Now, the Celtic world of Brave is entirely window dressing. Just the tiniest bit of flavor without the baggage of striving for authenticity. If that matters to you, you’ll find yourself disappointed; for the majority of people, it won’t even register. What will register is that the story is a fun and touching ride, the characters are people you hope will find their way, and the final act brings the kind of emotional swell that Pixar delivers better than anyone this side of Spielberg at his tear-jerking best.

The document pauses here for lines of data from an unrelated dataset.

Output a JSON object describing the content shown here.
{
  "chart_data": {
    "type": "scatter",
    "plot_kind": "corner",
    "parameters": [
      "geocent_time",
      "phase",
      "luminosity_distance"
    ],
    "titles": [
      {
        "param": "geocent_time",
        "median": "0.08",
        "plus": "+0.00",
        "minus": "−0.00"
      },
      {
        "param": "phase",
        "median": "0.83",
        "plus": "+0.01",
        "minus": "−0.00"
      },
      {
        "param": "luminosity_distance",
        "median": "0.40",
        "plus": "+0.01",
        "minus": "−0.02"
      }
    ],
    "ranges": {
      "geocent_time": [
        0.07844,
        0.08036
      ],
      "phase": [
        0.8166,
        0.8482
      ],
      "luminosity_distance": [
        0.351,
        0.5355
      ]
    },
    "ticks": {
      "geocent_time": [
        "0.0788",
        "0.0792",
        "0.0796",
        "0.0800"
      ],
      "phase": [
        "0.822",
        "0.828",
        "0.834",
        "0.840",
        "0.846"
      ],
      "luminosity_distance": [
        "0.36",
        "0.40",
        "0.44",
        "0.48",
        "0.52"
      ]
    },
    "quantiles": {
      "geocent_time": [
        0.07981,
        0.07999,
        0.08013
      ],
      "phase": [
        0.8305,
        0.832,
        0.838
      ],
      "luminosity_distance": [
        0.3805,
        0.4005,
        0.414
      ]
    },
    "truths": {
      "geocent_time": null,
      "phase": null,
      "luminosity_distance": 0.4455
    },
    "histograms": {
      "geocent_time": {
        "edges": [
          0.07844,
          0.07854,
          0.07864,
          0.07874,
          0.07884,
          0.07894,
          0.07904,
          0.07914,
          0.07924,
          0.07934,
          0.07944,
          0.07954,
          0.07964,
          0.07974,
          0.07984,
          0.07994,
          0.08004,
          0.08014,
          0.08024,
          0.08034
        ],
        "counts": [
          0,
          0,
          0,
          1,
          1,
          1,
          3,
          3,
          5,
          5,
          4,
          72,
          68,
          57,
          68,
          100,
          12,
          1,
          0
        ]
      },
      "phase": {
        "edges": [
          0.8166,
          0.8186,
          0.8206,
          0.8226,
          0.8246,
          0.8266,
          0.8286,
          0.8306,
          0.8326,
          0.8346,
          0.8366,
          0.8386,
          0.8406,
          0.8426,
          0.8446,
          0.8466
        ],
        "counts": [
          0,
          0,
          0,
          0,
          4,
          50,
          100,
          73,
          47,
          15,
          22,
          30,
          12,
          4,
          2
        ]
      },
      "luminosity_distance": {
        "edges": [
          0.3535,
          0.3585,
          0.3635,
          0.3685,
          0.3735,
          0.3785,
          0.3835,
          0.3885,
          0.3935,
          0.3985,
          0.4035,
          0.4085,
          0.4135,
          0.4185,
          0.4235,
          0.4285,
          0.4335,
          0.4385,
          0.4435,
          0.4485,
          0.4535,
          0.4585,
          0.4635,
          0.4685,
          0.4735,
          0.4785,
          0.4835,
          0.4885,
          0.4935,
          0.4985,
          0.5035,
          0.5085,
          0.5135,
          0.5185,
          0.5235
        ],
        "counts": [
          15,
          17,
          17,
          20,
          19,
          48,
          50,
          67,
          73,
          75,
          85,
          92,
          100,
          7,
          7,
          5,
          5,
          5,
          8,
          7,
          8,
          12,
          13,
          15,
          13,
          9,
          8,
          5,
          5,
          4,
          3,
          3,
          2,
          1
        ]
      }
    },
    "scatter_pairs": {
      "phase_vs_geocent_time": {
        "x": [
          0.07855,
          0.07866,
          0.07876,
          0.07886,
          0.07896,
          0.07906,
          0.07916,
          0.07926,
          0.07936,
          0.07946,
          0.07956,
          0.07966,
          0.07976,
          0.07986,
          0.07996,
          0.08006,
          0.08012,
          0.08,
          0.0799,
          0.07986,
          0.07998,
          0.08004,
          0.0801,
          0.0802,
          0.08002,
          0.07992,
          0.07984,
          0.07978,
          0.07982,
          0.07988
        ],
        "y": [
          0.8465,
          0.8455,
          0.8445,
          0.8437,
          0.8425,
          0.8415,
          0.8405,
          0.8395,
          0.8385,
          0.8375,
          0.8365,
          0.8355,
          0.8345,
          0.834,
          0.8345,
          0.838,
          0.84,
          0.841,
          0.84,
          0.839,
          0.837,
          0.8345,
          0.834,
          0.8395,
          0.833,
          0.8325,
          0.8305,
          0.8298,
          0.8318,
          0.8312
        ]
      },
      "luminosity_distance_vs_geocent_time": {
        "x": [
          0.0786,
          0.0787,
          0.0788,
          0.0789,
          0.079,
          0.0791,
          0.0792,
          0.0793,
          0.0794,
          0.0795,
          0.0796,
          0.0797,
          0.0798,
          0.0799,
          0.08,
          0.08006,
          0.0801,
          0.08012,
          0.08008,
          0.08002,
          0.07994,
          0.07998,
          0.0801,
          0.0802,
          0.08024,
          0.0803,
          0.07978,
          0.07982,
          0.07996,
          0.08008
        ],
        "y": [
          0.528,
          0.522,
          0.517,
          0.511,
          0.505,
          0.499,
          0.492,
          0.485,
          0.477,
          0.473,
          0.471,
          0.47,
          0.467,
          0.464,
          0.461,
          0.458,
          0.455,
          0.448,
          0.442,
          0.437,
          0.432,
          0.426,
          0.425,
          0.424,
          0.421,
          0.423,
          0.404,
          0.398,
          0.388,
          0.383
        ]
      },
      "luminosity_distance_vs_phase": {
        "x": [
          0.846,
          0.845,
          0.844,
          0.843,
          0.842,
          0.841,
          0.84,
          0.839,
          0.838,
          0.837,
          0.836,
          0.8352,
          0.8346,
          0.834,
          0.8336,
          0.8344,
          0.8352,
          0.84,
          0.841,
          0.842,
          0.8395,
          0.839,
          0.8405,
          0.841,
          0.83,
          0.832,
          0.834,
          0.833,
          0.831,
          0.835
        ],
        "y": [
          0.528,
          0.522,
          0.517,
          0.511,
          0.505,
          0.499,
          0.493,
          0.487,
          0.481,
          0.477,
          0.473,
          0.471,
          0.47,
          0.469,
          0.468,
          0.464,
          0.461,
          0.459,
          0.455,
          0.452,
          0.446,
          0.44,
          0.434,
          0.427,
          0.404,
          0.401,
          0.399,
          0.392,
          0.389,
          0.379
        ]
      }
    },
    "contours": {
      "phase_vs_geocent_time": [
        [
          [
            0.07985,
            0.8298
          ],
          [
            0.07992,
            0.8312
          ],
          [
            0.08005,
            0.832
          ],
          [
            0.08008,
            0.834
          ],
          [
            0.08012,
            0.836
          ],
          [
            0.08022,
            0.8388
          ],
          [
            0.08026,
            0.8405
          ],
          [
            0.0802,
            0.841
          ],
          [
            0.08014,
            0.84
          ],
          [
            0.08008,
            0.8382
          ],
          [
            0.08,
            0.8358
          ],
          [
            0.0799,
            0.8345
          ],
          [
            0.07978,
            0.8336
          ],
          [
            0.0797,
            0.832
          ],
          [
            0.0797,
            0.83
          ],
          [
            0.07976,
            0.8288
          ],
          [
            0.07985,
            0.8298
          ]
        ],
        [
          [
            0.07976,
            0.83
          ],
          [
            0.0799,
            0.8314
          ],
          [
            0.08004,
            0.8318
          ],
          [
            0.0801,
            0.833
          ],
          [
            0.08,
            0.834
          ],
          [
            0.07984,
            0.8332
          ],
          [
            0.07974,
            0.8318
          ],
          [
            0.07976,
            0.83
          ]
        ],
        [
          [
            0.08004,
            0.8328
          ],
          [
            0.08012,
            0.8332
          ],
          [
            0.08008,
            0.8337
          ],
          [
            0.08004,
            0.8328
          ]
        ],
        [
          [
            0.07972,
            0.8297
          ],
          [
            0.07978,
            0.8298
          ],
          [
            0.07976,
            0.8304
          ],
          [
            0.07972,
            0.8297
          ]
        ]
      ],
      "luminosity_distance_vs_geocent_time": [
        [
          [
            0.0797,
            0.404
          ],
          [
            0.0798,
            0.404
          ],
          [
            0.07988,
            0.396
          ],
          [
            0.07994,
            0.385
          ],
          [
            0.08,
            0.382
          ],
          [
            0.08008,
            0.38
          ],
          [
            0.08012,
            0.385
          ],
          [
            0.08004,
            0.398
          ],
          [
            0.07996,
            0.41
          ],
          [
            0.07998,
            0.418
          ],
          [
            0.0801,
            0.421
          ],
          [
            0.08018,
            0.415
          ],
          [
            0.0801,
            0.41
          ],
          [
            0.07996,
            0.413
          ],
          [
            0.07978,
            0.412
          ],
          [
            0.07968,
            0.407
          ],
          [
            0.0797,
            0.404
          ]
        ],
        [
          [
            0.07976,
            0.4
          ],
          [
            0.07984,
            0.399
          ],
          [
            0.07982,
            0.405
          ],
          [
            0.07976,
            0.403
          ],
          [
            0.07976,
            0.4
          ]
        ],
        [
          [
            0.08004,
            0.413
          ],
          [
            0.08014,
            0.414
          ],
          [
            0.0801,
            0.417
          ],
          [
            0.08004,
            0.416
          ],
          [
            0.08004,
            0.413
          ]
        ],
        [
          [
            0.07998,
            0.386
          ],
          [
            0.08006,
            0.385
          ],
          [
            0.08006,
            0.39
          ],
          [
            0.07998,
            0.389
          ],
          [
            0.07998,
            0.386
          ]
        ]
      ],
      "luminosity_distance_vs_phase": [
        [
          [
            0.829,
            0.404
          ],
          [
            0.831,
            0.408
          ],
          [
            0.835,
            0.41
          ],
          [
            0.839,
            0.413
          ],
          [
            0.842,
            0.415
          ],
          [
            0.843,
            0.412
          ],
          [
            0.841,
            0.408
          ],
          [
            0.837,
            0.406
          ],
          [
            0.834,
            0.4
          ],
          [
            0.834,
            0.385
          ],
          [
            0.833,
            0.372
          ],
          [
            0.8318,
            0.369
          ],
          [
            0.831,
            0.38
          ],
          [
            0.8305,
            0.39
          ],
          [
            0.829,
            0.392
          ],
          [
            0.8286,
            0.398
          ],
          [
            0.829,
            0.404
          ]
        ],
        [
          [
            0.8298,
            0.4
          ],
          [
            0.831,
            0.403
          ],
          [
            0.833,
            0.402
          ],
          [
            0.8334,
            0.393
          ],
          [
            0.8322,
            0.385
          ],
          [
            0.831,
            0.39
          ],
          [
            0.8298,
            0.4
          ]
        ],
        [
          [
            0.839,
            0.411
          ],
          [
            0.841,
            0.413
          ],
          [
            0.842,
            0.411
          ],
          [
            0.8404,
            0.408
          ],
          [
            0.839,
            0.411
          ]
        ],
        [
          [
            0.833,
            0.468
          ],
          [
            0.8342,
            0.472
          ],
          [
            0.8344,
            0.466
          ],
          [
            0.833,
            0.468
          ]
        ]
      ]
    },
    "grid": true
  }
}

I would suggest that Up is the more artistically fulfilling and that both Wall-E and Ratatouille are better realized, but Brave certainly earns a position with movies like the Toy Story films, Finding Nemo, and The Incredibles. That’s pretty good company and worlds better than most of what is being shown in theaters this year.

Bottom line: if you’re a Pixar fan, you’re probably going to love this movie. If you find Pixar films either too simple or too emotionally manipulative, avoid at all costs. This isn’t the one that’s going to change your mind.